When a client joins a gym or a boot camp they have a certain perception of where they are now (current fitness level) and they have a certain perception of where they want to be (desired fitness level). They’re coming to us because we are going to help them get where they want to be.
However, a client’s perception of their health and fitness is very subjective and it likely changes based on how they’re feeling on a certain day.

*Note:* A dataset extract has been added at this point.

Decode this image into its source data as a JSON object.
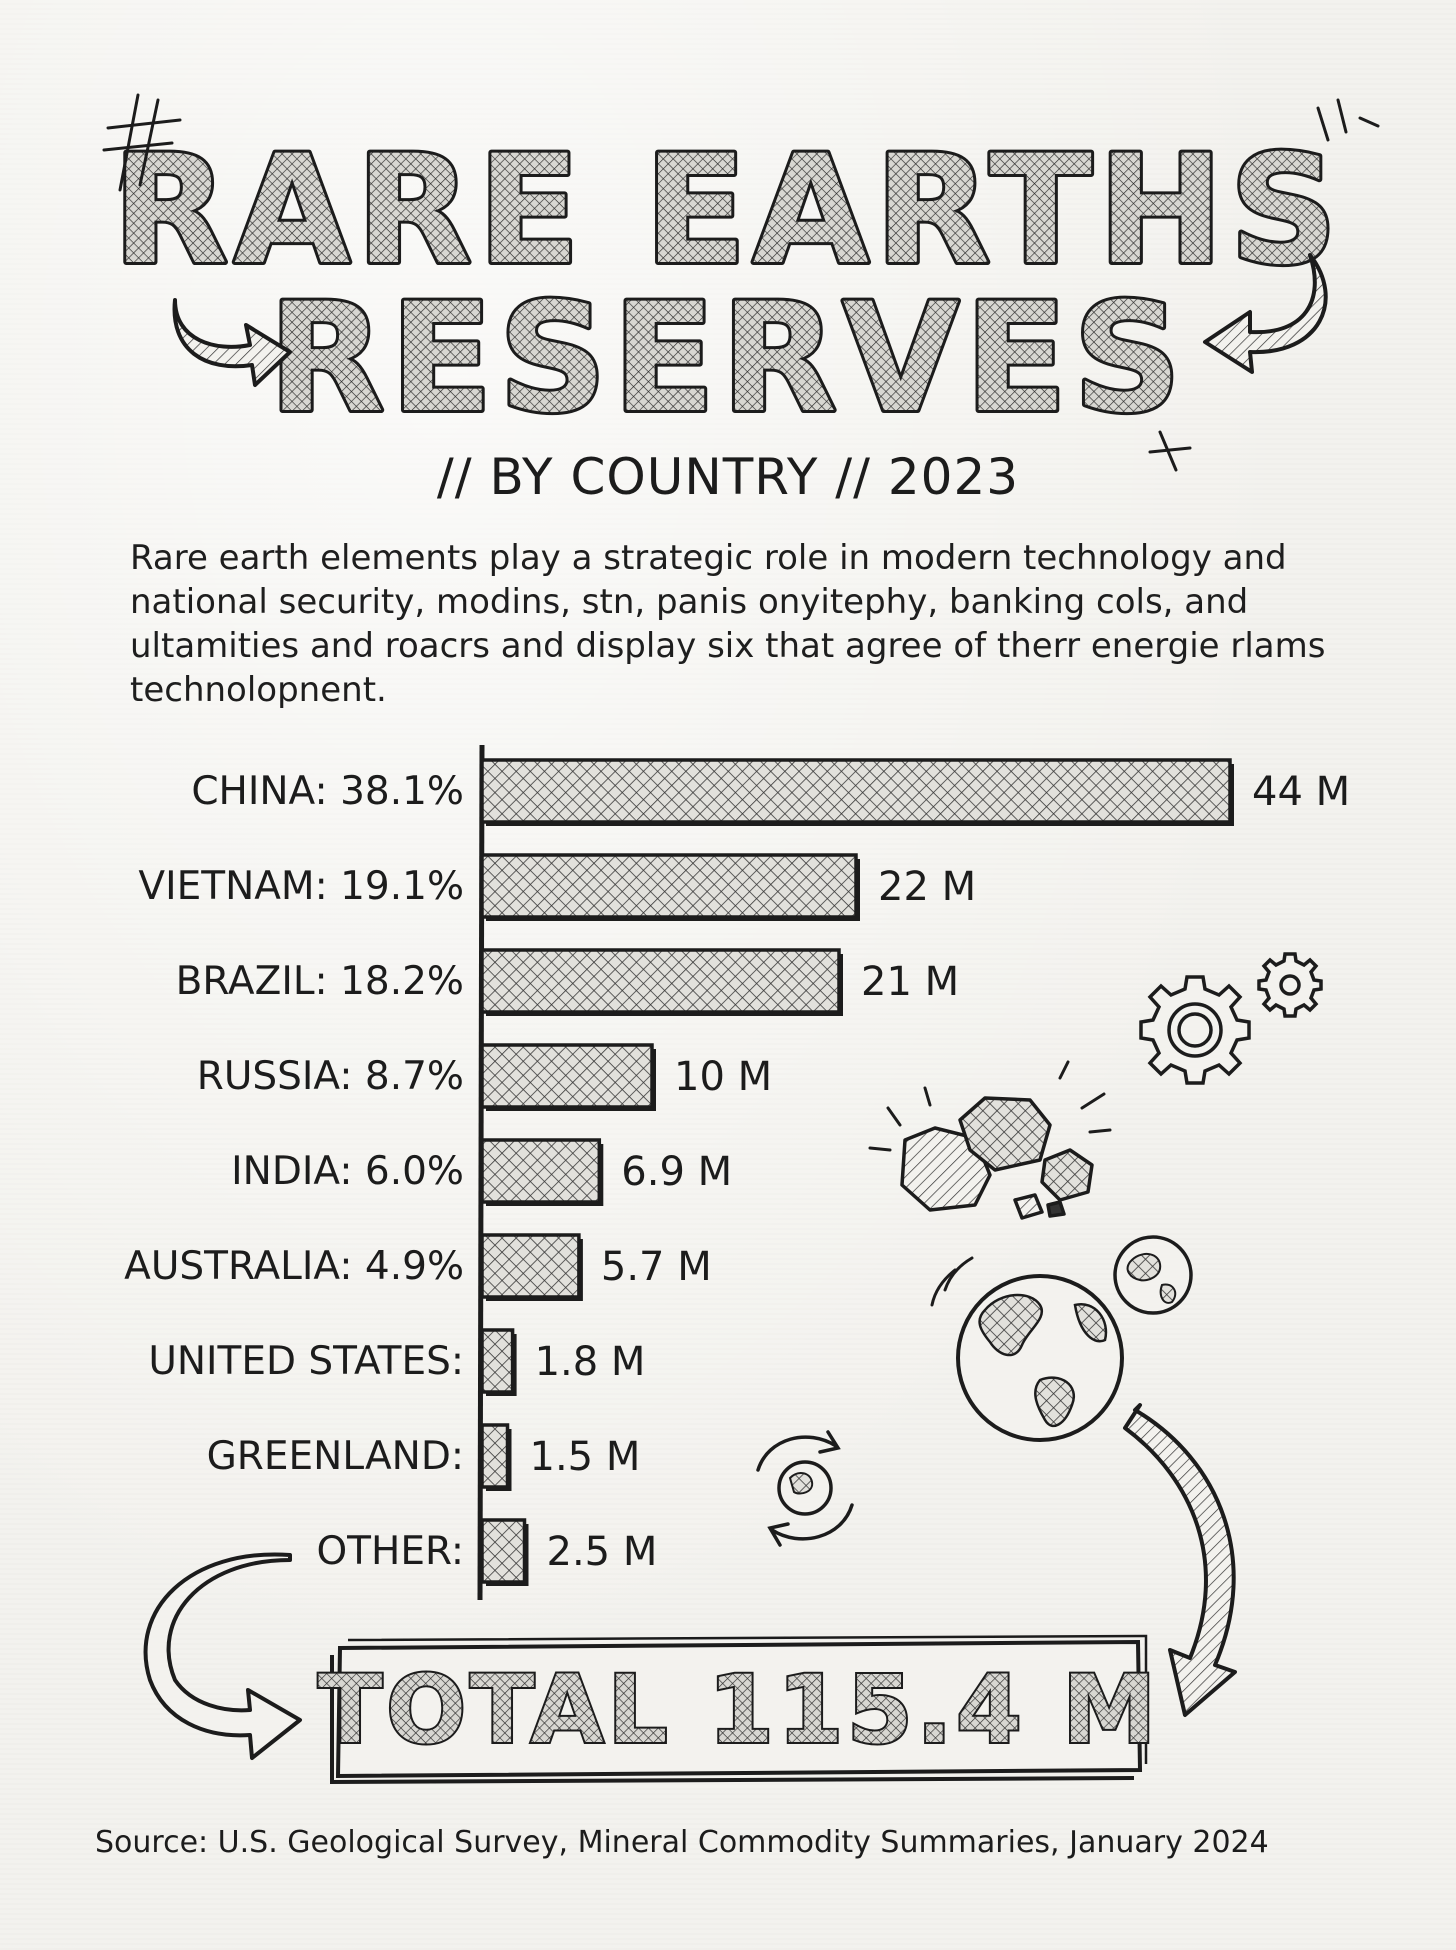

As their trainer it is our job to properly assess their starting fitness level, and to regularly measure and monitor their health, strength and fitness as time goes on.
The workout below is one I will be completing with my clients every month this year!
This workout will be a great indicator of how our clients’ strength and fitness are improving over time.
Setting The Benchmark – Monthly Fitness Assessment Workout
Workout Time: 15 Minutes
Workout Format: AMRAP (as many rounds as possible)
Equipment Needed: One exercise mat per client, enough bench space for all clients to be completing their squats and tricep dips at the same time
Complete as many rounds as possible of the following circuit in 15 minutes.
- 10 Burpees (chest to ground)
- 10 Squats (to bench height)
- 10 Marine Push Ups
- 10 Lunges Per Leg (knee to ground)
- Tricep Dips On Bench (90 degrees at elbow is a rough guide to maintain consistency)
- 10 Sumo Squats (until thighs are parallel to the ground)
- 10 Glute Bridges
Note: Please complete a thorough warm up before this workout and a thorough cool down after this workout.
As well as this workout I will take my clients’ measurements in cm and kg and clients will briefly record in a journal each month.
The journal is for clients to record any details about the fitness assessment (eg. 2 rounds of push ups from knees, 2 rounds of push ups from toes, OR, 1 round of jumping burpees, 2 rounds of stepping burpees, etc) and also to record what’s been going on in their life that may have impacted their health and fitness journey (eg. sickness, stress, holiday, eating habits, relationship changes, living and working circumstance). The journal is a way of monitoring things that cannot be measured in numbers; it’s monitoring the parts of us that make us human, giving us the ‘missing puzzle pieces’ to someone’s story that may explain why they are, or aren’t, seeing the results they desire.